Le candidat malheureux de Maurice regrette, par ailleurs, que « l’option d’un vote ouvert, démocratique et transparent conforme aux valeurs et à la charte de l’organisation n’ait pas été prise en considération. L’Afrique est désormais privée de la direction de toute organisation multilatérale ».
La nouvelle patronne de l’OIF est née en 1957 à Port-au-Prince, capitale d’Haïti, qu’elle quitte à dix ans avec ses parents pour s’installer au Canada, plus particulièrement au Québec. À l’époque, François Duvalier, alias Papa Doc, règne sans partage sur Haïti et ne tolère pas un autre discours que le sien. Au cours de sa formation, la jeune fille décroche un baccalauréat en littératures et langues espagnole et italienne à l’université de Montréal.

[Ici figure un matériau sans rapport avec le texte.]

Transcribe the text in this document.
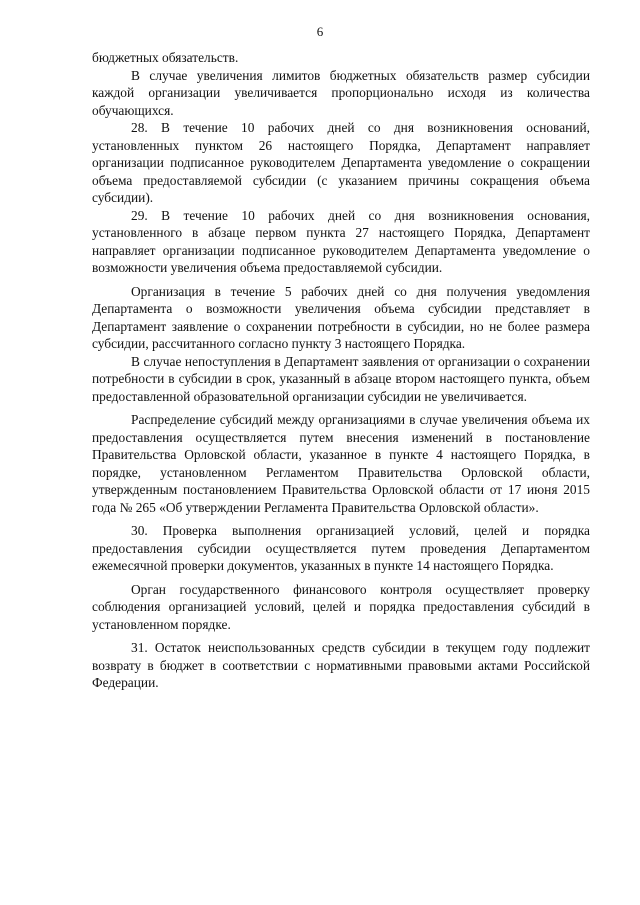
6

бюджетных обязательств.

В случае увеличения лимитов бюджетных обязательств размер субсидии каждой организации увеличивается пропорционально исходя из количества обучающихся.

28. В течение 10 рабочих дней со дня возникновения оснований, установленных пунктом 26 настоящего Порядка, Департамент направляет организации подписанное руководителем Департамента уведомление о сокращении объема предоставляемой субсидии (с указанием причины сокращения объема субсидии).

29. В течение 10 рабочих дней со дня возникновения основания, установленного в абзаце первом пункта 27 настоящего Порядка, Департамент направляет организации подписанное руководителем Департамента уведомление о возможности увеличения объема предоставляемой субсидии.

Организация в течение 5 рабочих дней со дня получения уведомления Департамента о возможности увеличения объема субсидии представляет в Департамент заявление о сохранении потребности в субсидии, но не более размера субсидии, рассчитанного согласно пункту 3 настоящего Порядка.

В случае непоступления в Департамент заявления от организации о сохранении потребности в субсидии в срок, указанный в абзаце втором настоящего пункта, объем предоставленной образовательной организации субсидии не увеличивается.

Распределение субсидий между организациями в случае увеличения объема их предоставления осуществляется путем внесения изменений в постановление Правительства Орловской области, указанное в пункте 4 настоящего Порядка, в порядке, установленном Регламентом Правительства Орловской области, утвержденным постановлением Правительства Орловской области от 17 июня 2015 года № 265 «Об утверждении Регламента Правительства Орловской области».

30. Проверка выполнения организацией условий, целей и порядка предоставления субсидии осуществляется путем проведения Департаментом ежемесячной проверки документов, указанных в пункте 14 настоящего Порядка.

Орган государственного финансового контроля осуществляет проверку соблюдения организацией условий, целей и порядка предоставления субсидий в установленном порядке.

31. Остаток неиспользованных средств субсидии в текущем году подлежит возврату в бюджет в соответствии с нормативными правовыми актами Российской Федерации.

Après sa maîtrise en littérature comparée, elle obtient trois bourses qui lui permettent d’aller se perfectionner dans trois universités italiennes. De 1988 à 2005, elle mène une remarquable carrière de journaliste et d’animatrice sur Radio-Canada, la chaîne francophone du pays, et sur le réseau anglophone CBS Newsworld. Faisant sien l’adage selon lequel « le journalisme mène à tout, à condition de pouvoir en sortir », la jeune femme devient, en 2005, gouverneure générale et commandant en chef du Canada, c’est-à-dire la représentante de la reine d’Angleterre.

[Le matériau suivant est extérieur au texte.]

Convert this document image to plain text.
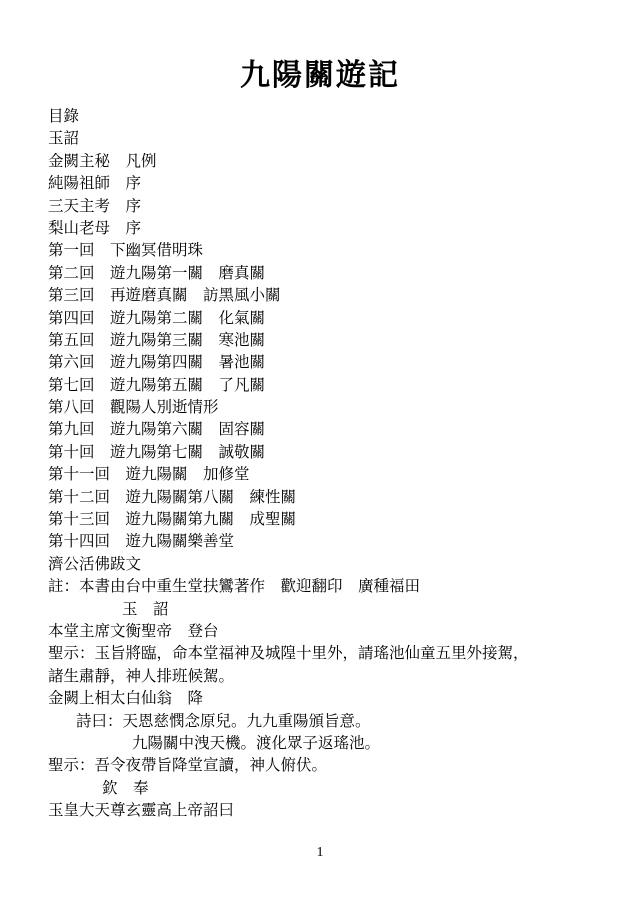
九陽關遊記
目錄
玉詔
金闕主秘　凡例
純陽祖師　序
三天主考　序
梨山老母　序
第一回　下幽冥借明珠
第二回　遊九陽第一關　磨真關
第三回　再遊磨真關　訪黑風小關
第四回　遊九陽第二關　化氣關
第五回　遊九陽第三關　寒池關
第六回　遊九陽第四關　暑池關
第七回　遊九陽第五關　了凡關
第八回　觀陽人別逝情形
第九回　遊九陽第六關　固容關
第十回　遊九陽第七關　誠敬關
第十一回　遊九陽關　加修堂
第十二回　遊九陽關第八關　練性關
第十三回　遊九陽關第九關　成聖關
第十四回　遊九陽關樂善堂
濟公活佛跋文
註：本書由台中重生堂扶鸞著作　歡迎翻印　廣種福田
玉　詔
本堂主席文衡聖帝　登台
聖示：玉旨將臨，命本堂福神及城隍十里外，請瑤池仙童五里外接駕，
諸生肅靜，神人排班候駕。
金闕上相太白仙翁　降
詩曰：天恩慈憫念原兒。九九重陽頒旨意。
九陽關中洩天機。渡化眾子返瑤池。
聖示：吾令夜帶旨降堂宣讀，神人俯伏。
欽　奉
玉皇大天尊玄靈高上帝詔曰
1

Pour elle, c’est l’occasion de mettre l’accent sur le rayonnement du Canada sur le plan international. À cet effet, elle parcourt le monde et visite une dizaine de pays africains. Elle n’hésite pas à se rendre en Afghanistan pour encourager les soldats canadiens.

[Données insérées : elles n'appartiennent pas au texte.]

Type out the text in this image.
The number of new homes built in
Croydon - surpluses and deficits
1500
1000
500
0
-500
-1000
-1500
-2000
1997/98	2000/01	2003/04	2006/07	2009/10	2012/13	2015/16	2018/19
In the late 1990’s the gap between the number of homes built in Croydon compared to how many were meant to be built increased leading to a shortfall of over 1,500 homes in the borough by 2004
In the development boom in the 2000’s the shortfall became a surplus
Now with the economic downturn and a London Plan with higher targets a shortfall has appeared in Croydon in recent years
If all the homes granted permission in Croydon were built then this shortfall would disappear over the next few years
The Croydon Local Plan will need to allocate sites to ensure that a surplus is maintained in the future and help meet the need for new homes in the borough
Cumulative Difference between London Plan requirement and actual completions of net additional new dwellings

En octobre 2010, au terme de son mandat de gouverneure générale, Michaëlle Jean accepte de devenir, jusqu’en octobre dernier, l’envoyée spéciale de l’Unesco à Haïti, son pays d’origine. Quant à ses rapports avec la Francophonie, on notera qu’à la demande d’Abdou Diouf, alors secrétaire général de l’OIF, elle fut le Grand témoin de cette instance aux Jeux olympiques et paralympiques de Londres, en 2012.
Après l’annonce de sa nomination à la tête de l’OIF, elle a déclaré que son mandat sera essentiellement consacré à la promotion des jeunes et des femmes. « J’entends répondre aux besoins et aux attentes des États et gouvernements membres de l’OIF tout en donnant une nouvelle impulsion à la Francophonie », a-t-elle indiqué. Dans sa vision, la Francophonie doit être « moderne et tournée vers l’avenir ».
Remontant à ses racines haïtiennes, elle se veut, aussi, « fille de l’Afrique ». Cette polyglotte – elle parle le français, le créole haïtien, l’anglais, l’espagnol et l’italien – est mariée au cinéaste, essayiste et philosophe Jean-Daniel Lafond avec lequel elle a eu une fille.